Last night was rough. Very, very rough.
It started with the revelation that Lawyer Guy's 26-year-old cousin is pregnant with her third unplanned pregnancy. It ended with an hour-and-a-half of tears and soul searching in bed.
Despite my best intentions, pregnancy announcements knock me on my ass. I recover eventually (even quickly) and suck it up and smile and muddle through. But the first day I hear about a new baby on the way? Let's just say "poise" is not a word I'm worthy of in those moments.
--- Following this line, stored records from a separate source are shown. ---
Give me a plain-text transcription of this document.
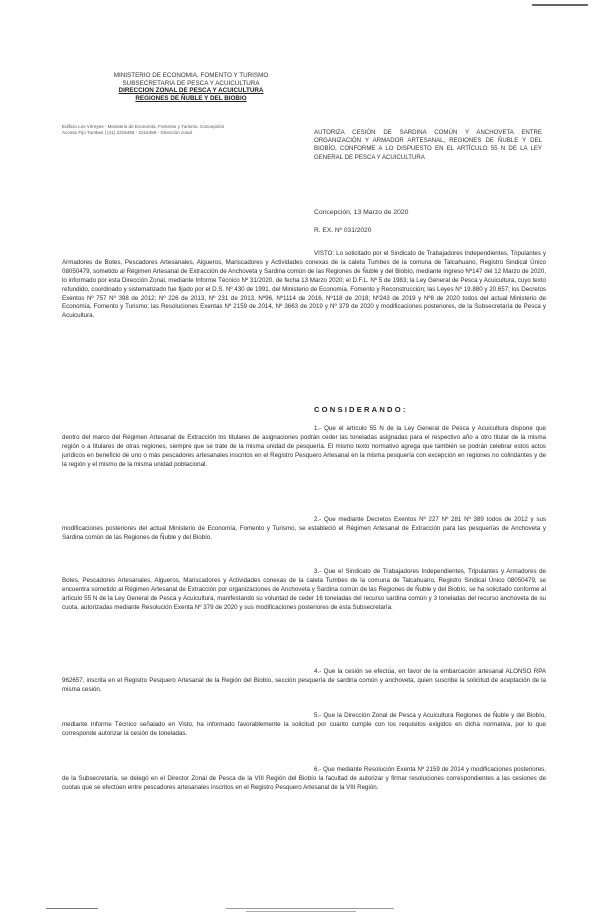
MINISTERIO DE ECONOMIA, FOMENTO Y TURISMO
SUBSECRETARIA DE PESCA Y ACUICULTURA
DIRECCION ZONAL DE PESCA Y ACUICULTURA
REGIONES DE ÑUBLE Y DEL BIOBIO
Edificio Los Virreyes - Ministerio de Economía, Fomento y Turismo, Concepción
Acceso Fijo Tumbes | (41) 2215456 - 2216459 - Dirección zonal	AUTORIZA CESIÓN DE SARDINA COMÚN Y ANCHOVETA ENTRE ORGANIZACIÓN Y ARMADOR ARTESANAL, REGIONES DE ÑUBLE Y DEL BIOBÍO, CONFORME A LO DISPUESTO EN EL ARTÍCULO 55 N DE LA LEY GENERAL DE PESCA Y ACUICULTURA
Concepción, 13 Marzo de 2020
R. EX. Nº 031/2020
VISTO: Lo solicitado por el Sindicato de Trabajadores Independientes, Tripulantes y Armadores de Botes, Pescadores Artesanales, Algueros, Mariscadores y Actividades conexas de la caleta Tumbes de la comuna de Talcahuano, Registro Sindical Único 08050479, sometido al Régimen Artesanal de Extracción de Anchoveta y Sardina común de las Regiones de Ñuble y del Biobío, mediante ingreso Nº147 del 12 Marzo de 2020, lo informado por esta Dirección Zonal, mediante Informe Técnico Nº 31/2020, de fecha 13 Marzo 2020; el D.F.L. Nº 5 de 1983; la Ley General de Pesca y Acuicultura, cuyo texto refundido, coordinado y sistematizado fue fijado por el D.S. Nº 430 de 1991, del Ministerio de Economía, Fomento y Reconstrucción; las Leyes Nº 19.880 y 20.657; los Decretos Exentos Nº 757 Nº 398 de 2012; Nº 226 de 2013, Nº 231 de 2013, Nº96, Nº1114 de 2016, Nº118 de 2018; Nº243 de 2019 y Nº8 de 2020 todos del actual Ministerio de Economía, Fomento y Turismo; las Resoluciones Exentas Nº 2159 de 2014, Nº 3663 de 2019 y Nº 379 de 2020 y modificaciones posteriores, de la Subsecretaría de Pesca y Acuicultura.
CONSIDERANDO:
1.- Que el artículo 55 N de la Ley General de Pesca y Acuicultura dispone que dentro del marco del Régimen Artesanal de Extracción los titulares de asignaciones podrán ceder las toneladas asignadas para el respectivo año a otro titular de la misma región o a titulares de otras regiones, siempre que se trate de la misma unidad de pesquería. El mismo texto normativo agrega que también se podrán celebrar estos actos jurídicos en beneficio de uno o más pescadores artesanales inscritos en el Registro Pesquero Artesanal en la misma pesquería con excepción en regiones no colindantes y de la región y el mismo de la misma unidad poblacional.
2.- Que mediante Decretos Exentos Nº 227 Nº 281 Nº 389 todos de 2012 y sus modificaciones posteriores del actual Ministerio de Economía, Fomento y Turismo, se estableció el Régimen Artesanal de Extracción para las pesquerías de Anchoveta y Sardina común de las Regiones de Ñuble y del Biobío.
3.- Que el Sindicato de Trabajadores Independientes, Tripulantes y Armadores de Botes, Pescadores Artesanales, Algueros, Mariscadores y Actividades conexas de la caleta Tumbes de la comuna de Talcahuano, Registro Sindical Único 08050479, se encuentra sometido al Régimen Artesanal de Extracción por organizaciones de Anchoveta y Sardina común de las Regiones de Ñuble y del Biobío, se ha solicitado conforme al artículo 55 N de la Ley General de Pesca y Acuicultura, manifestando su voluntad de ceder 16 toneladas del recurso sardina común y 3 toneladas del recurso anchoveta de su cuota, autorizadas mediante Resolución Exenta Nº 379 de 2020 y sus modificaciones posteriores de esta Subsecretaría.
4.- Que la cesión se efectúa, en favor de la embarcación artesanal ALONSO RPA 962657, inscrita en el Registro Pesquero Artesanal de la Región del Biobío, sección pesquería de sardina común y anchoveta, quien suscribe la solicitud de aceptación de la misma cesión.
5.- Que la Dirección Zonal de Pesca y Acuicultura Regiones de Ñuble y del Biobío, mediante Informe Técnico señalado en Visto, ha informado favorablemente la solicitud por cuanto cumple con los requisitos exigidos en dicha normativa, por lo que corresponde autorizar la cesión de toneladas.
6.- Que mediante Resolución Exenta Nº 2159 de 2014 y modificaciones posteriores, de la Subsecretaría, se delegó en el Director Zonal de Pesca de la VIII Región del Biobío la facultad de autorizar y firmar resoluciones correspondientes a las cesiones de cuotas que se efectúen entre pescadores artesanales inscritos en el Registro Pesquero Artesanal de la VIII Región.
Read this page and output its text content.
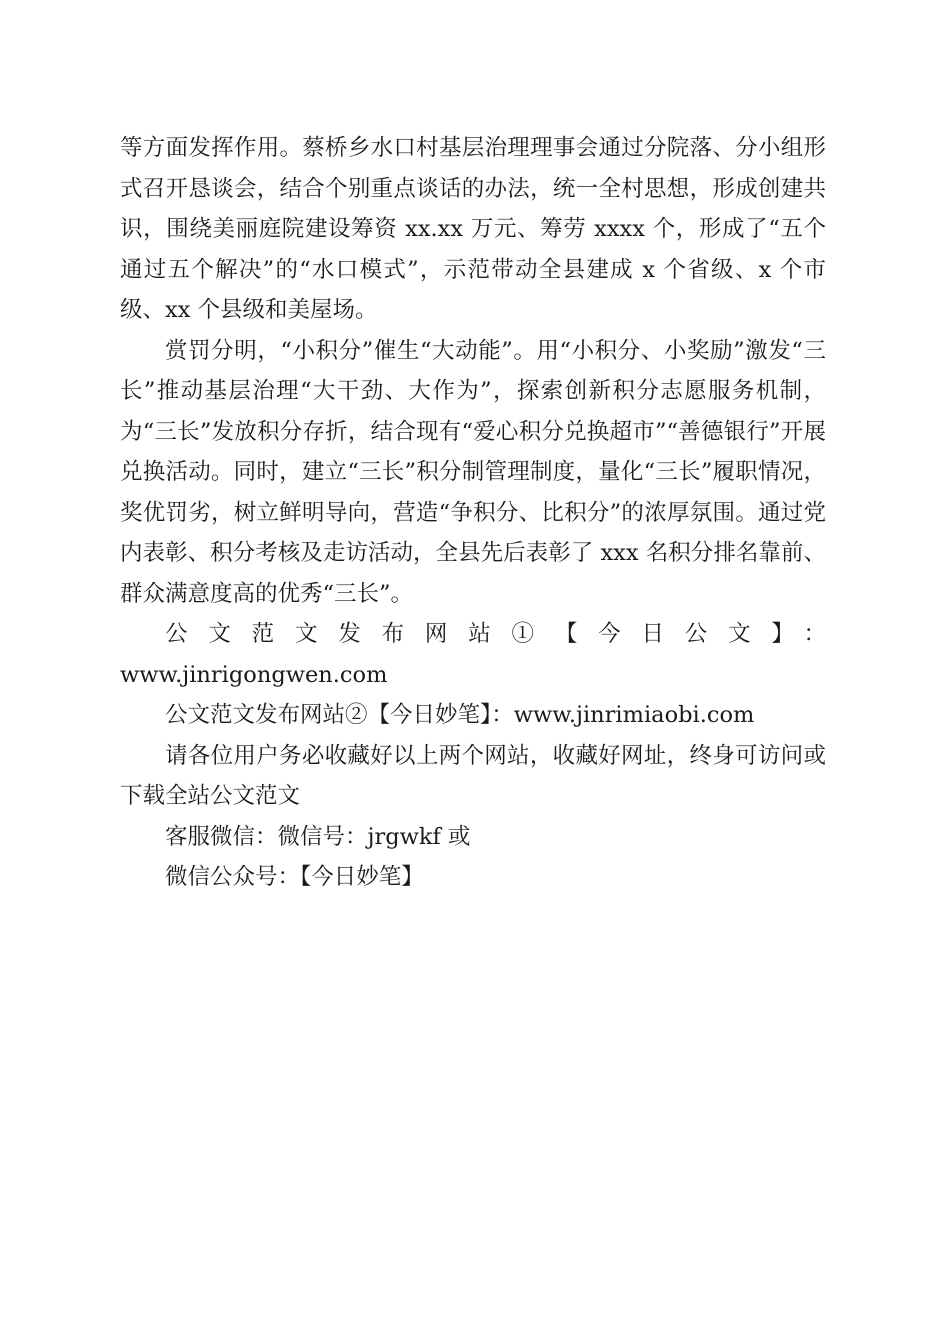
等方面发挥作用。蔡桥乡水口村基层治理理事会通过分院落、分小组形式召开恳谈会，结合个别重点谈话的办法，统一全村思想，形成创建共识，围绕美丽庭院建设筹资 xx.xx 万元、筹劳 xxxx 个，形成了“五个通过五个解决”的“水口模式”，示范带动全县建成 x 个省级、x 个市级、xx 个县级和美屋场。

赏罚分明，“小积分”催生“大动能”。用“小积分、小奖励”激发“三长”推动基层治理“大干劲、大作为”，探索创新积分志愿服务机制，为“三长”发放积分存折，结合现有“爱心积分兑换超市”“善德银行”开展兑换活动。同时，建立“三长”积分制管理制度，量化“三长”履职情况，奖优罚劣，树立鲜明导向，营造“争积分、比积分”的浓厚氛围。通过党内表彰、积分考核及走访活动，全县先后表彰了 xxx 名积分排名靠前、群众满意度高的优秀“三长”。

公文范文发布网站①【今日公文】：

www.jinrigongwen.com

公文范文发布网站②【今日妙笔】：www.jinrimiaobi.com

请各位用户务必收藏好以上两个网站，收藏好网址，终身可访问或下载全站公文范文

客服微信：微信号：jrgwkf 或

微信公众号：【今日妙笔】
This announcement was especially bad for several reasons: I'm deep in an increasingly pessimistic two week wait; I'm the only one of the 4 married cousins on that side of Lawyer Guy's family to not have a viable pregnancy in the past year; everyone in his family kept this a secret from me for over a month.
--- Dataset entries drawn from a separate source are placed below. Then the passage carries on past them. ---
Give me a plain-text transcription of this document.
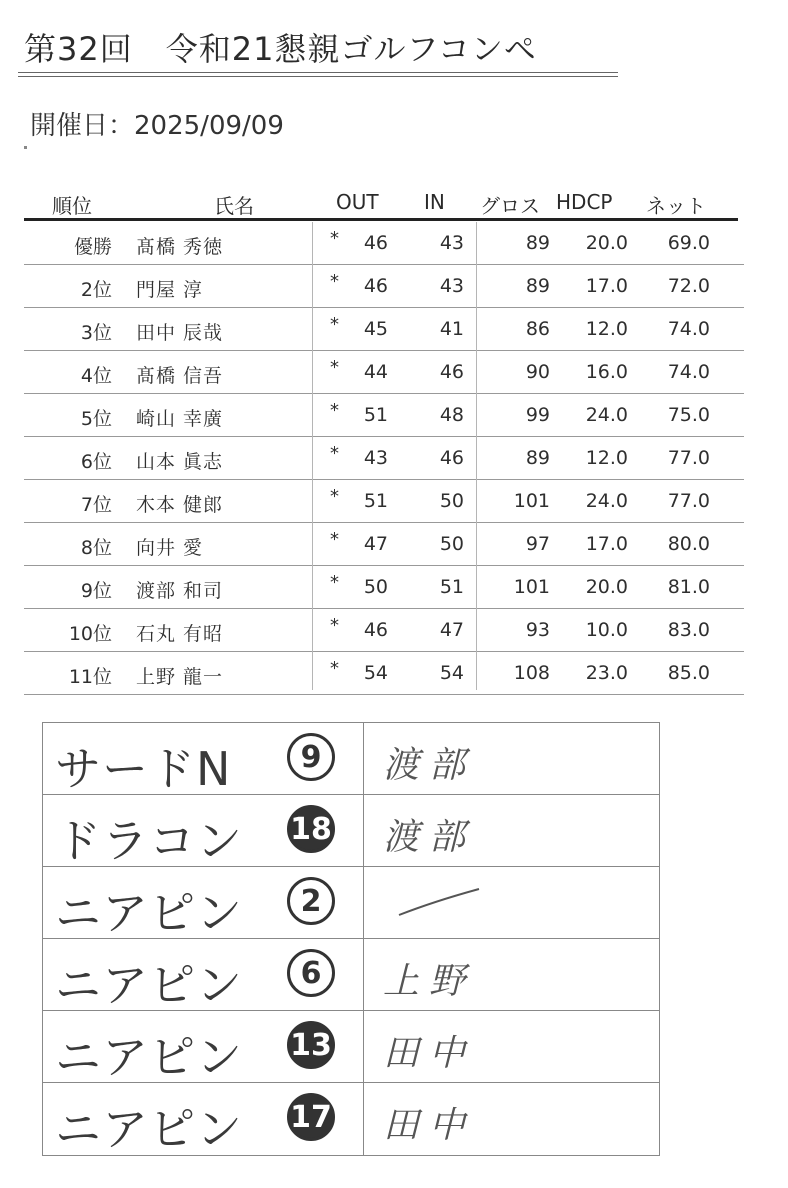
第32回　令和21懇親ゴルフコンペ
開催日：2025/09/09
順位	氏名	OUT IN グロス HDCP ネット
優勝 髙橋 秀徳	*	46	43	89	20.0	69.0
2位 門屋 淳	*	46	43	89	17.0	72.0
3位 田中 辰哉	*	45	41	86	12.0	74.0
4位 髙橋 信吾	*	44	46	90	16.0	74.0
5位 崎山 幸廣	*	51	48	99	24.0	75.0
6位 山本 眞志	*	43	46	89	12.0	77.0
7位 木本 健郎	*	51	50	101	24.0	77.0
8位 向井 愛	*	47	50	97	17.0	80.0
9位 渡部 和司	*	50	51	101	20.0	81.0
10位 石丸 有昭	*	46	47	93	10.0	83.0
11位 上野 龍一	*	54	54	108	23.0	85.0
サードN	9	渡部
ドラコン 18 渡部
ニアピン	2
ニアピン	6	上野
ニアピン 13 田中
ニアピン 17 田中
Yup, my husband has known about this since before we left for our cruise on January 14th. He's so worried about my mental fragility, he hid this from me for six weeks. And the worst part is, he's right. Learning about it sent me into a tailspin.
And about that mental fragility-- there's been a major backslide this week. I underestimated the psychic stress of getting back into trying to conceive after a miscarriage. My longing to get pregnant is even greater than it was before (if you can believe that) because it feels like the only thing that will make my miscarriage bearable. The waiting has worn me down over the past six days. I'm increasingly in despair (that's not an overstatement), increasingly convinced that this cycle is hopeless, increasingly convinced that I'll see red at the end of this.
So I've been moping a lot and crying a lot and generally in a funk. But I know that this is only the first cycle and that while getting my period sucks, I'll come out optimistic and hopeful (even if scared) the next cycle, and the next, and the next.
But for my husband, this backslide has been very upsetting. And last night, as he came into the bedroom, he told me that "I don't seem happy in our marriage."
Cue copious tears. Our marriage is the only thing that makes me happy. Our marriage is the rock that holds me up. So we talked and talked, and cried and cried and both said things we've been thinking for a long time. Ultimately, he said he's been scared by something I said in the days following the miscarriage: that I don't think I'll ever be happy until I'm pregnant again.
And while I don't feel exactly that way three months later (I'm happy sometimes, even frequently), I know there's a sadness in my heart that won't be erased until I have a baby.
And maybe not even totally then. Maybe I'll always have this sadness, but counterbalanced by joy.
We didn't come to any resolutions, but it was important (even though stressful) to share these feelings with each other.
I just hope the failed cycles are more tolerable with time.